Major Araújo disse ser difícil entender qual o motivo do Governo para optar pelo cancelamento do concurso. “É no mínimo muito estranha a decisão pela anulação do certame tendo em vista que não houve nenhum questionamento por parte dos que fizeram as provas, dos que foram aprovados ou mesmo dos que não foram. Não há nenhuma conclusão de que houve fraude.”
Para o deputado este episódio traz mais uma dúvida sobre os interesses do Estado. “Um episódio lamentável, que mais uma vez traz repercussão negativa nacionalmente para Goiás.”
O representante da deputada Marina Sant'Anna, Romero Arruda, explicou que é importante que o ocorrido em Goiás seja apurado. “O concurso público é uma ferramenta da democracia e a transparência deste processo é quesito fundamental para que possamos garanti-la.”
Segundo ele, uma atitude neste sentido iria garantir a confiança na UEG, nas instituições envolvidas e também no Governo do Estado. “Mas, se houve fraude, que sejam punidos os responsáveis.”
O diretor do Núcleo de Seleção UEG, Karlos Matias de Oliveira, informou que a opção pela anulação foi decisão tomada após longo estudo do assunto. “Foi uma decisão difícil, mas diante da demora que levariam as investigações para chegar a um laudo final, entendemos ser menos danoso aos concursados, anular a prova e dar início a realização de um novo processo, reaplicando os testes.” Ele informou ainda que todos os que fizeram a inscrição para o concurso inicial terão o direito de realizar as novas provas.

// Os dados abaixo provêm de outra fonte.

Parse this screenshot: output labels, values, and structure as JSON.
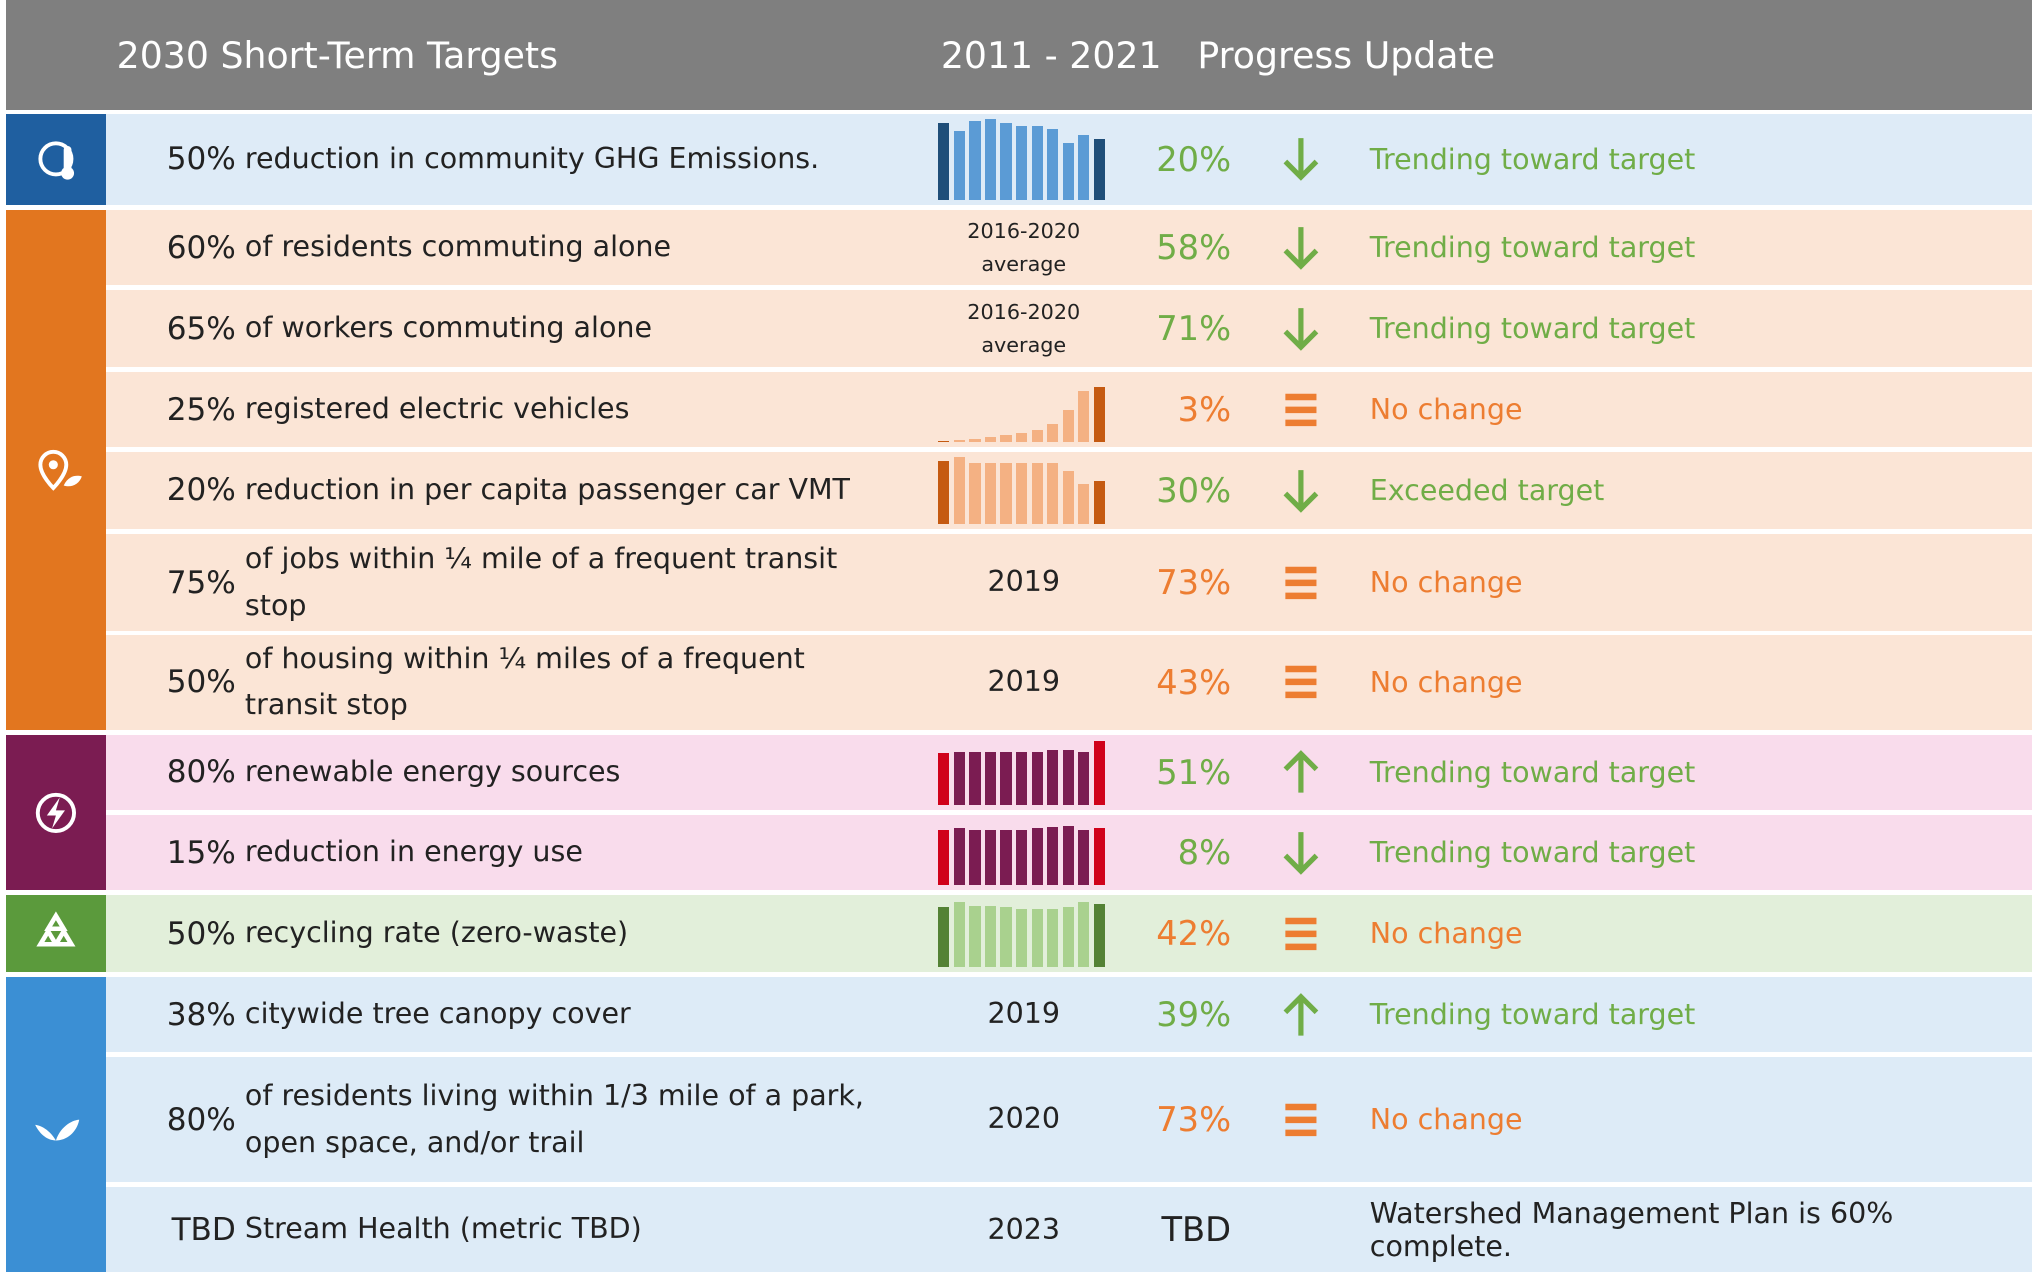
{
  "header": {
    "targets": "2030 Short-Term Targets",
    "period": "2011 - 2021",
    "progress": "Progress Update"
  },
  "groups": [
    {
      "icon_color": "#1f5fa0",
      "row_color": "#deebf7",
      "rows": [
        {
          "target": "50%",
          "description": "reduction in community GHG Emissions.",
          "sparkline": {
            "values": [
              95,
              85,
              98,
              100,
              95,
              92,
              92,
              88,
              70,
              80,
              75
            ],
            "color": "#5b9bd5",
            "accent": "#1f4e79"
          },
          "value": "20%",
          "trend": "down",
          "status": "Trending toward target",
          "color": "#70ad47"
        }
      ]
    },
    {
      "icon_color": "#e2761f",
      "row_color": "#fbe5d6",
      "rows": [
        {
          "target": "60%",
          "description": "of residents commuting alone",
          "period": "2016-2020 average",
          "value": "58%",
          "trend": "down",
          "status": "Trending toward target",
          "color": "#70ad47"
        },
        {
          "target": "65%",
          "description": "of workers commuting alone",
          "period": "2016-2020 average",
          "value": "71%",
          "trend": "down",
          "status": "Trending toward target",
          "color": "#70ad47"
        },
        {
          "target": "25%",
          "description": "registered electric vehicles",
          "sparkline": {
            "values": [
              2,
              3,
              5,
              8,
              10,
              13,
              18,
              28,
              50,
              78,
              85
            ],
            "color": "#f4b183",
            "accent": "#c55a11"
          },
          "value": "3%",
          "trend": "same",
          "status": "No change",
          "color": "#ed7d31"
        },
        {
          "target": "20%",
          "description": "reduction in per capita passenger car VMT",
          "sparkline": {
            "values": [
              95,
              100,
              92,
              92,
              92,
              92,
              92,
              92,
              80,
              60,
              65
            ],
            "color": "#f4b183",
            "accent": "#c55a11"
          },
          "value": "30%",
          "trend": "down",
          "status": "Exceeded target",
          "color": "#70ad47"
        },
        {
          "target": "75%",
          "description": "of jobs within ¼ mile of a frequent transit stop",
          "period": "2019",
          "value": "73%",
          "trend": "same",
          "status": "No change",
          "color": "#ed7d31"
        },
        {
          "target": "50%",
          "description": "of housing within ¼ miles of a frequent transit stop",
          "period": "2019",
          "value": "43%",
          "trend": "same",
          "status": "No change",
          "color": "#ed7d31"
        }
      ]
    },
    {
      "icon_color": "#7b1c52",
      "row_color": "#f9dcec",
      "rows": [
        {
          "target": "80%",
          "description": "renewable energy sources",
          "sparkline": {
            "values": [
              80,
              82,
              82,
              82,
              82,
              82,
              82,
              85,
              85,
              82,
              98
            ],
            "color": "#7b1c52",
            "accent": "#d0021b"
          },
          "value": "51%",
          "trend": "up",
          "status": "Trending toward target",
          "color": "#70ad47"
        },
        {
          "target": "15%",
          "description": "reduction in energy use",
          "sparkline": {
            "values": [
              85,
              88,
              85,
              85,
              85,
              85,
              88,
              90,
              92,
              85,
              88
            ],
            "color": "#7b1c52",
            "accent": "#d0021b"
          },
          "value": "8%",
          "trend": "down",
          "status": "Trending toward target",
          "color": "#70ad47"
        }
      ]
    },
    {
      "icon_color": "#5b9a3c",
      "row_color": "#e2efda",
      "rows": [
        {
          "target": "50%",
          "description": "recycling rate (zero-waste)",
          "sparkline": {
            "values": [
              90,
              98,
              92,
              92,
              90,
              88,
              88,
              88,
              90,
              98,
              95
            ],
            "color": "#a9d18e",
            "accent": "#548235"
          },
          "value": "42%",
          "trend": "same",
          "status": "No change",
          "color": "#ed7d31"
        }
      ]
    },
    {
      "icon_color": "#3b8fd4",
      "row_color": "#ddebf7",
      "rows": [
        {
          "target": "38%",
          "description": "citywide tree canopy cover",
          "period": "2019",
          "value": "39%",
          "trend": "up",
          "status": "Trending toward target",
          "color": "#70ad47"
        },
        {
          "target": "80%",
          "description": "of residents living within 1/3 mile of a park, open space, and/or trail",
          "period": "2020",
          "value": "73%",
          "trend": "same",
          "status": "No change",
          "color": "#ed7d31"
        },
        {
          "target": "TBD",
          "description": "Stream Health (metric TBD)",
          "period": "2023",
          "value": "TBD",
          "status": "Watershed Management Plan is 60% complete.",
          "color": "#222222"
        }
      ]
    }
  ]
}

Denis Silva, representante dos aprovados no concurso disse entender a decisão tomada como injusta e infeliz. “Havia a promessa de que, se não fosse comprovada a fraude, o concurso seria considerado válido. E por qual motivo agora teremos nosso direito cessado sem que nenhuma investigação comprovasse a fraude. Não há prova e sem provas não há crime.”
O representante considera inaceitável a decisão e afirma que o grupo ao qual representa não irá acatá-la. “Somos minoria, com pouca voz, mas não é possível que Ministério Público e demais órgãos sejam incompetentes ao ponto de aceitar uma aberração como esta.”

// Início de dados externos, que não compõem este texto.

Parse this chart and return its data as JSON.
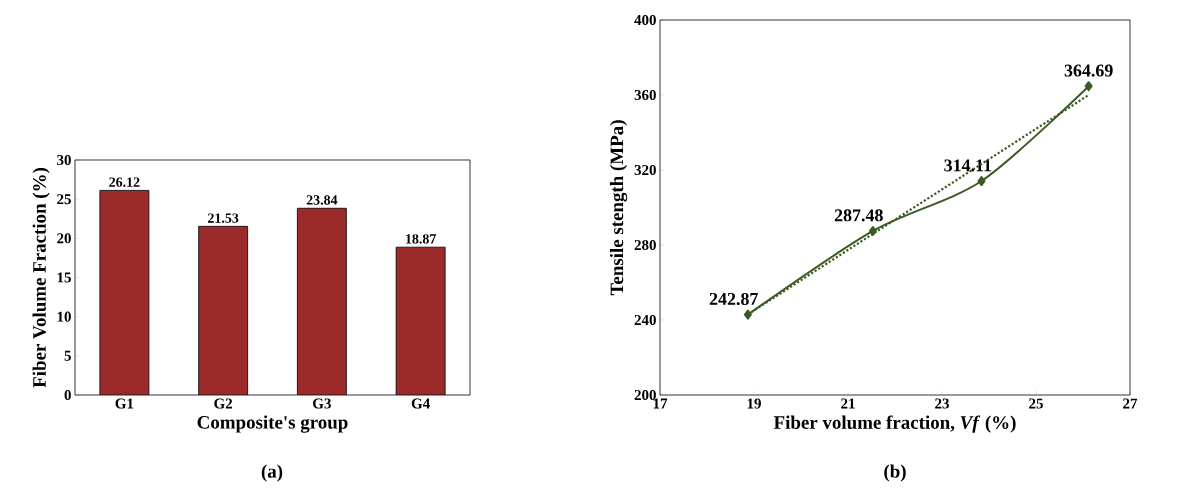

O delegado Sidney Costa e Souza garantiu que a investigação está caminhando de maneira acelerada, mas que não é possível chegar a qualquer conclusão ainda. “A decisão de Governo é um ato alheio a nós. A que nos cabe é providenciar a investigação e apresentar à sociedade uma resposta rápida e conclusiva.”
Sidney explicou que o fato demanda investigação completa e que a polícia tem prazo de 30 dias prorrogáveis por mais 30. “Estamos investigando há pouco mais de 15 dias e não é possível dar uma resposta agora. Independe da nossa vontade.”
Ao final do encontro e após as considerações finais, Major Araújo agradeceu aos presentes e disse que torce para que a UEG possa resgatar a confiança da sociedade e, principalmente, que os aprovados nos concursos possam conquistar os seus direitos.
Para ele o medo que fica é que seja realizado novo certame, com novos aprovados, e no futuro as investigações comprovem que não houve fraude. “Aí seria o início de outra longa e sofrível história para nosso Estado e sua população. Com este desfecho tanto os novos aprovados quanto os anteriores teriam seu direito à posse no cargo.”